В сентябре или в конце августа мы получили письмо из Франции от руководителей Lutte Ouvriere. Правда, письмо было без подписи, а то, что его написали руководители LO, мы должны были догадаться сами. «Главное дело революционерам проходить теоретическое образование и сознательно обоснованными доводами образом делать выбор своей политической преемственности (я привожу буквальный текст письма, который представлял собой плохой перевод на русский), – писали анонимы из LO. – В вашем письме вы подчеркнули ряд выборов, которые вам надо было сделать, чтобы нанести ответов вопросам, которым ответы анархистского движения оказались неудовлетворительными вам. Например, о необходимости основания пролетарской партии и диктатуры пролетариата – два важных понятия, глубоко извращенных сталинизмом». Авторы письма обещали: «Мы охотно передадим все наши тексты и опубликованные работы, которые могут вам оказаться полезными». Также LO руководители заявляли, что «в рамках политической письменной дискуссии, которую нам предлагается завязать с вами, взаимно обогащаемый момент мог бы касаться издания газеты», то есть троцкисты предлагали донести до нас свою точку зрения, «критически при случае, но всегда по-братски».

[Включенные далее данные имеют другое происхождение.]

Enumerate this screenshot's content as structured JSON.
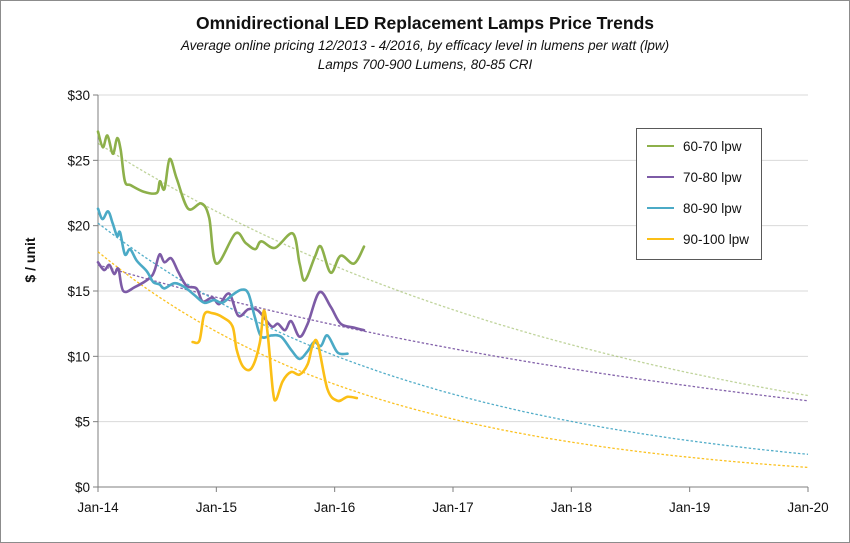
{
  "chart_data": {
    "type": "line",
    "title": "Omnidirectional LED Replacement Lamps Price Trends",
    "subtitle": [
      "Average online pricing 12/2013 - 4/2016, by efficacy level in lumens per watt (lpw)",
      "Lamps 700-900 Lumens, 80-85 CRI"
    ],
    "xlabel": "",
    "ylabel": "$ / unit",
    "x_tick_labels": [
      "Jan-14",
      "Jan-15",
      "Jan-16",
      "Jan-17",
      "Jan-18",
      "Jan-19",
      "Jan-20"
    ],
    "y_tick_labels": [
      "$0",
      "$5",
      "$10",
      "$15",
      "$20",
      "$25",
      "$30"
    ],
    "xlim": [
      "2014-01-01",
      "2020-01-01"
    ],
    "ylim": [
      0,
      30
    ],
    "grid": "horizontal",
    "legend_position": "top-right",
    "series": [
      {
        "name": "60-70 lpw",
        "color": "#8db04a",
        "data": [
          [
            "2014-01-01",
            27.2
          ],
          [
            "2014-01-16",
            26.0
          ],
          [
            "2014-01-30",
            26.9
          ],
          [
            "2014-02-16",
            25.5
          ],
          [
            "2014-03-01",
            26.7
          ],
          [
            "2014-03-12",
            25.8
          ],
          [
            "2014-03-25",
            23.4
          ],
          [
            "2014-04-12",
            23.1
          ],
          [
            "2014-05-22",
            22.6
          ],
          [
            "2014-07-01",
            22.5
          ],
          [
            "2014-07-11",
            23.4
          ],
          [
            "2014-07-25",
            22.8
          ],
          [
            "2014-08-10",
            25.1
          ],
          [
            "2014-09-01",
            23.6
          ],
          [
            "2014-10-06",
            21.3
          ],
          [
            "2014-11-16",
            21.7
          ],
          [
            "2014-12-10",
            20.6
          ],
          [
            "2015-01-01",
            17.1
          ],
          [
            "2015-03-01",
            19.4
          ],
          [
            "2015-04-01",
            18.7
          ],
          [
            "2015-05-01",
            18.2
          ],
          [
            "2015-05-20",
            18.8
          ],
          [
            "2015-07-01",
            18.3
          ],
          [
            "2015-08-25",
            19.4
          ],
          [
            "2015-09-15",
            17.1
          ],
          [
            "2015-10-01",
            15.8
          ],
          [
            "2015-11-01",
            17.6
          ],
          [
            "2015-11-20",
            18.4
          ],
          [
            "2015-12-20",
            16.4
          ],
          [
            "2016-01-20",
            17.7
          ],
          [
            "2016-03-01",
            17.1
          ],
          [
            "2016-04-01",
            18.4
          ]
        ],
        "trend": [
          [
            "2014-01-01",
            26.3
          ],
          [
            "2020-01-01",
            7.0
          ]
        ]
      },
      {
        "name": "70-80 lpw",
        "color": "#7d5ba6",
        "data": [
          [
            "2014-01-01",
            17.2
          ],
          [
            "2014-01-20",
            16.6
          ],
          [
            "2014-02-05",
            17.0
          ],
          [
            "2014-02-20",
            16.3
          ],
          [
            "2014-03-05",
            16.7
          ],
          [
            "2014-03-20",
            15.0
          ],
          [
            "2014-04-25",
            15.3
          ],
          [
            "2014-06-10",
            16.0
          ],
          [
            "2014-06-25",
            16.6
          ],
          [
            "2014-07-10",
            17.8
          ],
          [
            "2014-07-25",
            17.2
          ],
          [
            "2014-08-15",
            17.5
          ],
          [
            "2014-09-05",
            16.5
          ],
          [
            "2014-10-01",
            15.4
          ],
          [
            "2014-11-01",
            15.2
          ],
          [
            "2014-11-20",
            14.2
          ],
          [
            "2014-12-20",
            14.5
          ],
          [
            "2015-01-10",
            14.0
          ],
          [
            "2015-02-10",
            14.8
          ],
          [
            "2015-03-10",
            13.1
          ],
          [
            "2015-04-10",
            13.6
          ],
          [
            "2015-05-10",
            13.5
          ],
          [
            "2015-06-20",
            12.3
          ],
          [
            "2015-07-10",
            12.5
          ],
          [
            "2015-08-01",
            12.0
          ],
          [
            "2015-08-20",
            12.7
          ],
          [
            "2015-09-15",
            11.5
          ],
          [
            "2015-10-10",
            12.5
          ],
          [
            "2015-11-15",
            14.9
          ],
          [
            "2015-12-20",
            13.8
          ],
          [
            "2016-01-20",
            12.5
          ],
          [
            "2016-03-01",
            12.2
          ],
          [
            "2016-04-01",
            12.0
          ]
        ],
        "trend": [
          [
            "2014-01-01",
            17.0
          ],
          [
            "2020-01-01",
            6.6
          ]
        ]
      },
      {
        "name": "80-90 lpw",
        "color": "#4baac6",
        "data": [
          [
            "2014-01-01",
            21.3
          ],
          [
            "2014-01-15",
            20.5
          ],
          [
            "2014-02-01",
            21.1
          ],
          [
            "2014-02-15",
            20.2
          ],
          [
            "2014-03-01",
            19.2
          ],
          [
            "2014-03-10",
            19.5
          ],
          [
            "2014-03-25",
            17.8
          ],
          [
            "2014-04-10",
            18.2
          ],
          [
            "2014-05-01",
            17.3
          ],
          [
            "2014-06-01",
            16.5
          ],
          [
            "2014-06-20",
            15.7
          ],
          [
            "2014-07-10",
            15.5
          ],
          [
            "2014-07-25",
            15.2
          ],
          [
            "2014-08-25",
            15.6
          ],
          [
            "2014-09-25",
            15.3
          ],
          [
            "2014-10-25",
            14.7
          ],
          [
            "2014-11-25",
            14.1
          ],
          [
            "2014-12-25",
            14.3
          ],
          [
            "2015-01-20",
            14.1
          ],
          [
            "2015-02-20",
            14.7
          ],
          [
            "2015-03-20",
            15.1
          ],
          [
            "2015-04-10",
            14.8
          ],
          [
            "2015-05-01",
            12.9
          ],
          [
            "2015-05-20",
            11.5
          ],
          [
            "2015-06-20",
            11.6
          ],
          [
            "2015-07-20",
            11.5
          ],
          [
            "2015-08-20",
            10.5
          ],
          [
            "2015-09-15",
            9.8
          ],
          [
            "2015-10-10",
            10.4
          ],
          [
            "2015-10-30",
            11.1
          ],
          [
            "2015-11-20",
            10.8
          ],
          [
            "2015-12-10",
            11.6
          ],
          [
            "2016-01-10",
            10.3
          ],
          [
            "2016-02-10",
            10.2
          ]
        ],
        "trend": [
          [
            "2014-01-01",
            20.2
          ],
          [
            "2020-01-01",
            2.5
          ]
        ]
      },
      {
        "name": "90-100 lpw",
        "color": "#fbbf16",
        "data": [
          [
            "2014-10-20",
            11.1
          ],
          [
            "2014-11-10",
            11.2
          ],
          [
            "2014-11-25",
            13.2
          ],
          [
            "2014-12-20",
            13.3
          ],
          [
            "2015-01-20",
            13.0
          ],
          [
            "2015-02-20",
            12.3
          ],
          [
            "2015-03-05",
            10.5
          ],
          [
            "2015-03-25",
            9.2
          ],
          [
            "2015-04-20",
            9.1
          ],
          [
            "2015-05-15",
            11.0
          ],
          [
            "2015-05-28",
            13.5
          ],
          [
            "2015-06-10",
            11.4
          ],
          [
            "2015-06-25",
            7.3
          ],
          [
            "2015-07-05",
            6.7
          ],
          [
            "2015-07-25",
            8.1
          ],
          [
            "2015-08-20",
            8.8
          ],
          [
            "2015-09-15",
            8.6
          ],
          [
            "2015-10-10",
            9.4
          ],
          [
            "2015-10-25",
            10.8
          ],
          [
            "2015-11-10",
            11.0
          ],
          [
            "2015-12-10",
            7.5
          ],
          [
            "2016-01-10",
            6.6
          ],
          [
            "2016-02-10",
            6.9
          ],
          [
            "2016-03-10",
            6.8
          ]
        ],
        "trend": [
          [
            "2014-01-01",
            18.0
          ],
          [
            "2020-01-01",
            1.5
          ]
        ]
      }
    ]
  }
}
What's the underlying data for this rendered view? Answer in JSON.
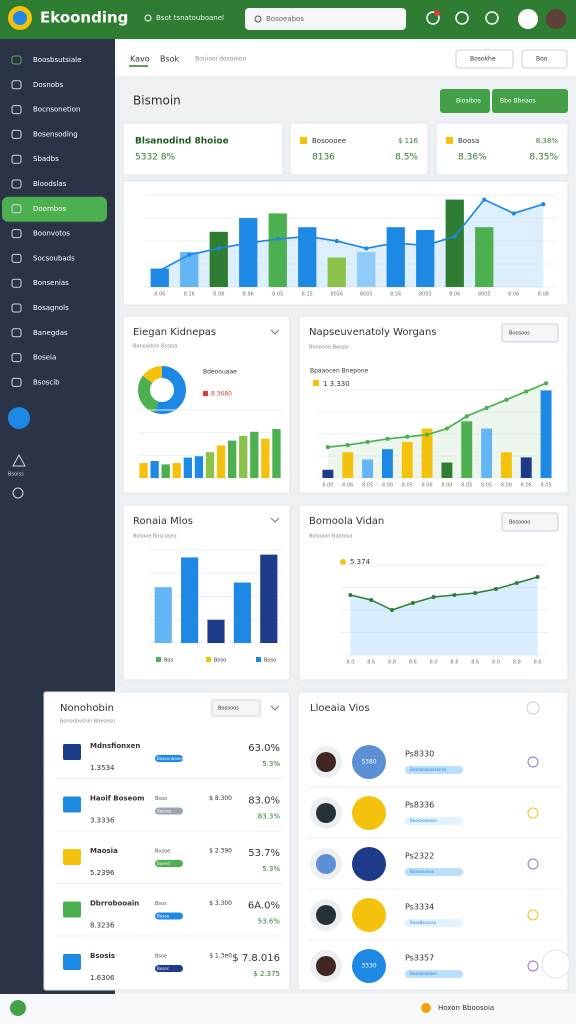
{
  "header": {
    "title": "Ekoonding",
    "search_hint": "Bsot tsnatouboanel",
    "search_box": "Bosoeabos"
  },
  "sidebar": {
    "items": [
      "Boosbsutsiale",
      "Dosnobs",
      "Bocnsonetion",
      "Bosensoding",
      "Sbadbs",
      "Bloodslas",
      "Doombos",
      "Boonvotos",
      "Socsoubads",
      "Bonsenias",
      "Bosagnols",
      "Banegdas",
      "Boseia",
      "Bsoscib"
    ],
    "active": 6,
    "footer": "Bsoiss"
  },
  "tabs": {
    "items": [
      "Kavo",
      "Bsok",
      "Bouiooi dosooion"
    ],
    "menu": "Bosokhe",
    "menu2": "Boo"
  },
  "section": {
    "title": "Bismoin",
    "button": "Biosibos",
    "button2": "Bbo Bbeaos"
  },
  "stats": [
    {
      "label": "Blsanodind 8hoioe",
      "value": "5332 8%"
    },
    {
      "label": "Bosoooee",
      "side": "$ 116",
      "value": "8136",
      "change": "8.5%",
      "color": "#f4c20d"
    },
    {
      "label": "Boosa",
      "side": "8.38%",
      "value": "8.36%",
      "change": "8.35%",
      "color": "#f4c20d"
    }
  ],
  "main_chart": {
    "categories": [
      "8.06",
      "8.16",
      "8.08",
      "8.96",
      "8.05",
      "8.15",
      "8056",
      "8005",
      "8.56",
      "8053",
      "8.06",
      "8005",
      "8.06",
      "8.08"
    ],
    "values": [
      20,
      38,
      60,
      75,
      80,
      65,
      32,
      38,
      65,
      62,
      95,
      65,
      null,
      null
    ],
    "colors": [
      "#1e88e5",
      "#64b5f6",
      "#2e7d32",
      "#1e88e5",
      "#4caf50",
      "#1e88e5",
      "#8bc34a",
      "#90caf9",
      "#1e88e5",
      "#1e88e5",
      "#2e7d32",
      "#4caf50",
      null,
      null
    ],
    "line": [
      18,
      35,
      42,
      48,
      52,
      55,
      50,
      42,
      48,
      45,
      55,
      95,
      80,
      90
    ],
    "line_color": "#1e88e5",
    "ylim": [
      0,
      100
    ]
  },
  "card_a": {
    "title": "Eiegan Kidnepas",
    "subtitle": "Bonoadoin Bssloa",
    "legend": "Bdeoouaae",
    "legend_value": "8 3680",
    "donut": {
      "values": [
        55,
        30,
        15
      ],
      "colors": [
        "#1e88e5",
        "#4caf50",
        "#f4c20d"
      ]
    },
    "values": [
      22,
      25,
      20,
      22,
      30,
      32,
      38,
      48,
      55,
      62,
      68,
      58,
      72
    ],
    "colors": [
      "#f4c20d",
      "#1e88e5",
      "#4caf50",
      "#f4c20d",
      "#1e88e5",
      "#1e88e5",
      "#8bc34a",
      "#f4c20d",
      "#4caf50",
      "#8bc34a",
      "#4caf50",
      "#f4c20d",
      "#4caf50"
    ],
    "ylim": [
      0,
      100
    ]
  },
  "card_b": {
    "title": "Napseuvenatoly Worgans",
    "subtitle": "Bonoone Bonpe",
    "menu": "Boosoos",
    "legend": "Bpaaocen Bnepone",
    "legend_value": "1 3.330",
    "categories": [
      "8.00",
      "8.06",
      "8.05",
      "8.00",
      "8.05",
      "8.06",
      "8.00",
      "8.05",
      "8.05",
      "8.00",
      "8.06",
      "8.05"
    ],
    "values": [
      8,
      25,
      18,
      28,
      35,
      48,
      15,
      55,
      48,
      25,
      20,
      85
    ],
    "colors": [
      "#1e3a8a",
      "#f4c20d",
      "#64b5f6",
      "#1e88e5",
      "#f4c20d",
      "#f4c20d",
      "#2e7d32",
      "#4caf50",
      "#64b5f6",
      "#f4c20d",
      "#1e3a8a",
      "#1e88e5"
    ],
    "line": [
      30,
      32,
      35,
      38,
      40,
      42,
      48,
      60,
      68,
      76,
      84,
      92
    ],
    "line_color": "#4caf50",
    "ylim": [
      0,
      100
    ]
  },
  "card_c": {
    "title": "Ronaia Mlos",
    "subtitle": "Bosooe Boscoseo",
    "values": [
      60,
      92,
      25,
      65,
      95
    ],
    "colors": [
      "#64b5f6",
      "#1e88e5",
      "#1e3a8a",
      "#1e88e5",
      "#1e3a8a"
    ],
    "legend": [
      "Bos",
      "Boso",
      "Boso"
    ],
    "legend_colors": [
      "#4caf50",
      "#f4c20d",
      "#1e88e5"
    ],
    "ylim": [
      0,
      100
    ]
  },
  "card_d": {
    "title": "Bomoola Vidan",
    "subtitle": "Bosoaon Baotosa",
    "menu": "Bosoooo",
    "value_label": "5.374",
    "categories": [
      "8.0",
      "8.6",
      "8.8",
      "8.6",
      "8.0",
      "8.6",
      "8.6",
      "8.0",
      "8.8",
      "8.6"
    ],
    "values": [
      60,
      55,
      45,
      52,
      58,
      60,
      62,
      66,
      72,
      78
    ],
    "line_color": "#2e7d32",
    "ylim": [
      0,
      100
    ]
  },
  "list_left": {
    "title": "Nonohobin",
    "subtitle": "Bonoobvsnin Boeoesn",
    "menu": "Boosoos",
    "rows": [
      {
        "name": "Mdnsfionxen",
        "value": "1.3534",
        "badge": "Bosonnbaoess",
        "badge_color": "#1e88e5",
        "percent": "63.0%",
        "change": "5.3%"
      },
      {
        "name": "Haoif Boseom",
        "value": "3.3336",
        "badge": "Bosoxe",
        "badge_color": "#9aa5b1",
        "tag": "Bsoo",
        "mid": "$ 8.300",
        "percent": "83.0%",
        "change": "83.3%"
      },
      {
        "name": "Maosia",
        "value": "5.2396",
        "badge": "Boeed",
        "badge_color": "#4caf50",
        "tag": "Bosoe",
        "mid": "$ 2.390",
        "percent": "53.7%",
        "change": "5.3%"
      },
      {
        "name": "Dbrrobooain",
        "value": "8.3236",
        "badge": "Bosoe",
        "badge_color": "#1e88e5",
        "tag": "Bsos",
        "mid": "$ 3.300",
        "percent": "6A.0%",
        "change": "53.6%"
      },
      {
        "name": "Bsosis",
        "value": "1.6306",
        "badge": "Bosoc",
        "badge_color": "#1e3a8a",
        "tag": "Bsoe",
        "mid": "$ 1.3e0",
        "percent": "$ 7.8.016",
        "change": "$ 2.375"
      }
    ]
  },
  "list_right": {
    "title": "Lloeaia Vios",
    "rows": [
      {
        "label": "Ps8330",
        "badge": "Bosoanooaosonce",
        "inner": "5380"
      },
      {
        "label": "Ps8336",
        "badge": "Boosnoooeso"
      },
      {
        "label": "Ps2322",
        "badge": "Bososnonoo"
      },
      {
        "label": "Ps3334",
        "badge": "Boos8socnsa"
      },
      {
        "label": "Ps3357",
        "badge": "Bosooonaaee",
        "inner": "3330"
      }
    ]
  },
  "footer": {
    "text": "Hoxon Bboosoia"
  }
}
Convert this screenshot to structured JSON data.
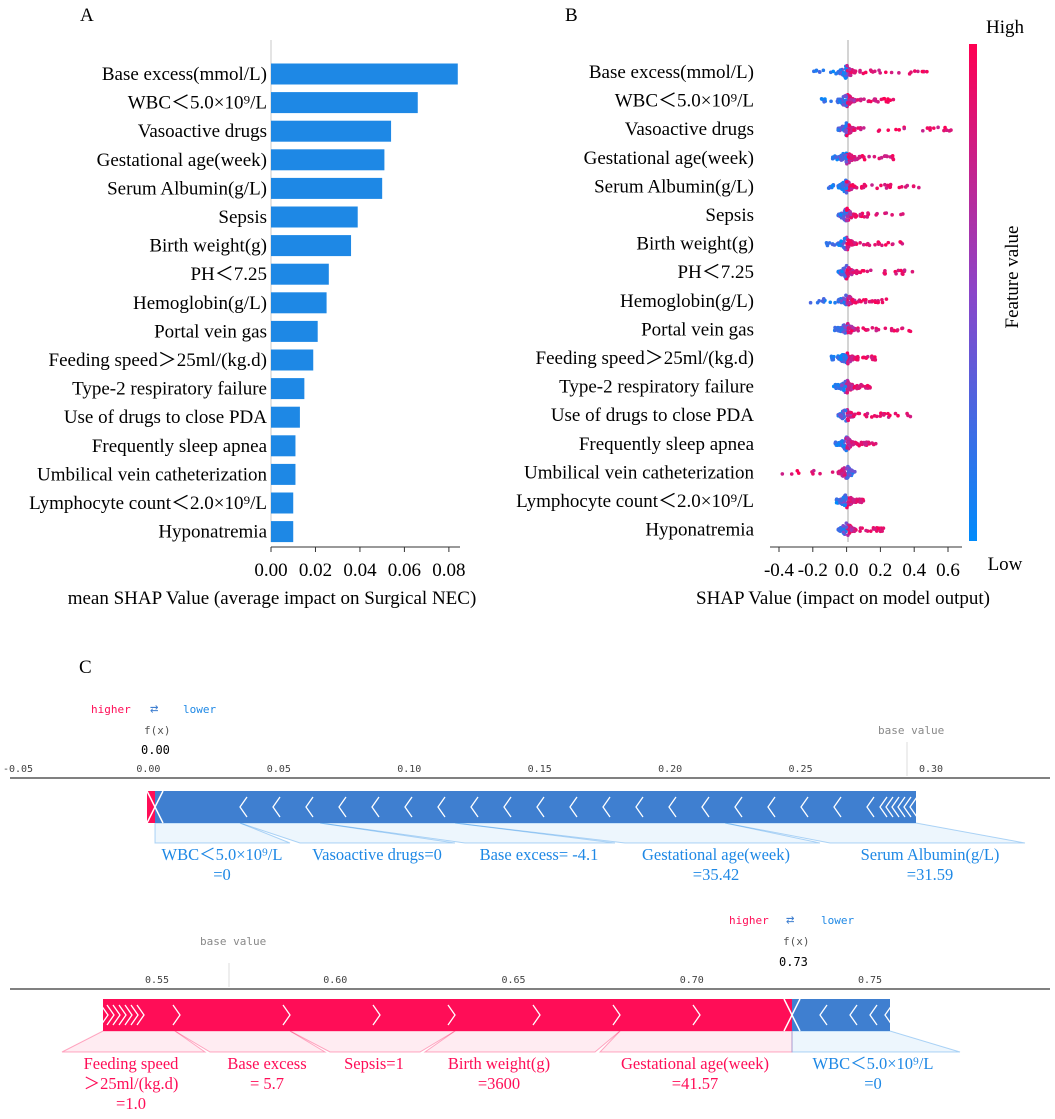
{
  "panel_labels": {
    "a": "A",
    "b": "B",
    "c": "C"
  },
  "colors": {
    "bar_blue": "#1e88e5",
    "pink": "#ff0d57",
    "force_blue": "#3f7fd0",
    "neg_text": "#1e88e5",
    "pos_text": "#ff0d57"
  },
  "chart_data": [
    {
      "panel": "A",
      "type": "bar",
      "orientation": "horizontal",
      "categories": [
        "Base excess(mmol/L)",
        "WBC＜5.0×10⁹/L",
        "Vasoactive drugs",
        "Gestational age(week)",
        "Serum Albumin(g/L)",
        "Sepsis",
        "Birth weight(g)",
        "PH＜7.25",
        "Hemoglobin(g/L)",
        "Portal vein gas",
        "Feeding speed＞25ml/(kg.d)",
        "Type-2 respiratory failure",
        "Use of drugs to close PDA",
        "Frequently sleep apnea",
        "Umbilical vein catheterization",
        "Lymphocyte count＜2.0×10⁹/L",
        "Hyponatremia"
      ],
      "values": [
        0.084,
        0.066,
        0.054,
        0.051,
        0.05,
        0.039,
        0.036,
        0.026,
        0.025,
        0.021,
        0.019,
        0.015,
        0.013,
        0.011,
        0.011,
        0.01,
        0.01
      ],
      "xlabel": "mean SHAP Value (average impact on Surgical NEC)",
      "xlim": [
        0,
        0.085
      ],
      "xticks": [
        0.0,
        0.02,
        0.04,
        0.06,
        0.08
      ],
      "xtick_labels": [
        "0.00",
        "0.02",
        "0.04",
        "0.06",
        "0.08"
      ]
    },
    {
      "panel": "B",
      "type": "scatter",
      "subtype": "shap-beeswarm",
      "categories": [
        "Base excess(mmol/L)",
        "WBC＜5.0×10⁹/L",
        "Vasoactive drugs",
        "Gestational age(week)",
        "Serum Albumin(g/L)",
        "Sepsis",
        "Birth weight(g)",
        "PH＜7.25",
        "Hemoglobin(g/L)",
        "Portal vein gas",
        "Feeding speed＞25ml/(kg.d)",
        "Type-2 respiratory failure",
        "Use of drugs to close PDA",
        "Frequently sleep apnea",
        "Umbilical vein catheterization",
        "Lymphocyte count＜2.0×10⁹/L",
        "Hyponatremia"
      ],
      "value_ranges": [
        [
          -0.2,
          0.5
        ],
        [
          -0.15,
          0.3
        ],
        [
          -0.02,
          0.63
        ],
        [
          -0.1,
          0.28
        ],
        [
          -0.12,
          0.45
        ],
        [
          -0.05,
          0.35
        ],
        [
          -0.15,
          0.33
        ],
        [
          -0.02,
          0.4
        ],
        [
          -0.22,
          0.27
        ],
        [
          -0.08,
          0.39
        ],
        [
          -0.1,
          0.17
        ],
        [
          -0.08,
          0.14
        ],
        [
          -0.05,
          0.4
        ],
        [
          -0.07,
          0.18
        ],
        [
          -0.4,
          0.02
        ],
        [
          -0.06,
          0.1
        ],
        [
          -0.02,
          0.22
        ]
      ],
      "xlabel": "SHAP Value (impact on model output)",
      "xlim": [
        -0.42,
        0.66
      ],
      "xticks": [
        -0.4,
        -0.2,
        0.0,
        0.2,
        0.4,
        0.6
      ],
      "xtick_labels": [
        "-0.4",
        "-0.2",
        "0.0",
        "0.2",
        "0.4",
        "0.6"
      ],
      "colorbar": {
        "label": "Feature value",
        "high": "High",
        "low": "Low"
      }
    },
    {
      "panel": "C1",
      "type": "bar",
      "subtype": "shap-force",
      "higher_label": "higher",
      "lower_label": "lower",
      "arrows": "⇄",
      "fx_label": "f(x)",
      "fx_value": "0.00",
      "fx": 0.0,
      "base_value_label": "base value",
      "base_value": 0.293,
      "xlim": [
        -0.055,
        0.345
      ],
      "xticks": [
        -0.05,
        0.0,
        0.05,
        0.1,
        0.15,
        0.2,
        0.25,
        0.3
      ],
      "xtick_labels": [
        "-0.05",
        "0.00",
        "0.05",
        "0.10",
        "0.15",
        "0.20",
        "0.25",
        "0.30"
      ],
      "positive_features": [],
      "negative_features": [
        {
          "name": "WBC＜5.0×10⁹/L",
          "value": "=0"
        },
        {
          "name": "Vasoactive drugs=0",
          "value": ""
        },
        {
          "name": "Base excess= -4.1",
          "value": ""
        },
        {
          "name": "Gestational age(week)",
          "value": "=35.42"
        },
        {
          "name": "Serum Albumin(g/L)",
          "value": "=31.59"
        }
      ]
    },
    {
      "panel": "C2",
      "type": "bar",
      "subtype": "shap-force",
      "higher_label": "higher",
      "lower_label": "lower",
      "arrows": "⇄",
      "fx_label": "f(x)",
      "fx_value": "0.73",
      "fx": 0.73,
      "base_value_label": "base value",
      "base_value": 0.572,
      "xlim": [
        0.52,
        0.79
      ],
      "xticks": [
        0.55,
        0.6,
        0.65,
        0.7,
        0.75
      ],
      "xtick_labels": [
        "0.55",
        "0.60",
        "0.65",
        "0.70",
        "0.75"
      ],
      "positive_features": [
        {
          "name": "Feeding speed",
          "value": "＞25ml/(kg.d)",
          "extra": "=1.0"
        },
        {
          "name": "Base excess",
          "value": "= 5.7"
        },
        {
          "name": "Sepsis=1",
          "value": ""
        },
        {
          "name": "Birth weight(g)",
          "value": "=3600"
        },
        {
          "name": "Gestational age(week)",
          "value": "=41.57"
        }
      ],
      "negative_features": [
        {
          "name": "WBC＜5.0×10⁹/L",
          "value": "=0"
        }
      ]
    }
  ]
}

Авторы письма сообщали, что наша оценка политической ситуации в Советском Союзе соответствует их позиции. Но их все-таки беспокоили вопросы, которые «бурно на уму даже у человека, отдаленного от СССР», а именно: «Перед курсом, объявленным верхами, в какой политике нуждается пролетариат? Как нам сопротивляться восстановлению капитализма, а вместе не следовать за той или другой фракцией бюрократии, которая делала бы вид, что тоже этому сопротивляется? Каким образом, какими доводами и какими словами нам защитить эту политику? Как нам дать победить рабочей демократии и не следовать за политическими течениями, которые под лозунгом-предлогом борьбы за всеобщую свободу захотели бы прежде всего добыть свободу для частных капиталистов эксплуатировать рабочих? Каким образом рабочий класс смог бы успешно использовать условия настоящего кризиса в верхней бюрократии, чтобы укрепить свои позиции?» я специально привел дословно большой кусок из письма, чтобы передать аромат нашего общения с французами. Я так много читал плохие политические переводы на русский и так много общался с иностранцами, что сам чуть не заговорил на коверканном русском языке, время от времени в моей речи проскальзывали обороты, подхваченные из разговоров с французами или англичанами. Надо отдать должное LO: вопросы, которые они подняли в письме, не были праздными, а вытекали из реальной политической и социальной ситуации в Советском Союзе. Я сразу это заметил. Без четкого ответа на эти вопросы нельзя было бороться за интересы советских рабочих.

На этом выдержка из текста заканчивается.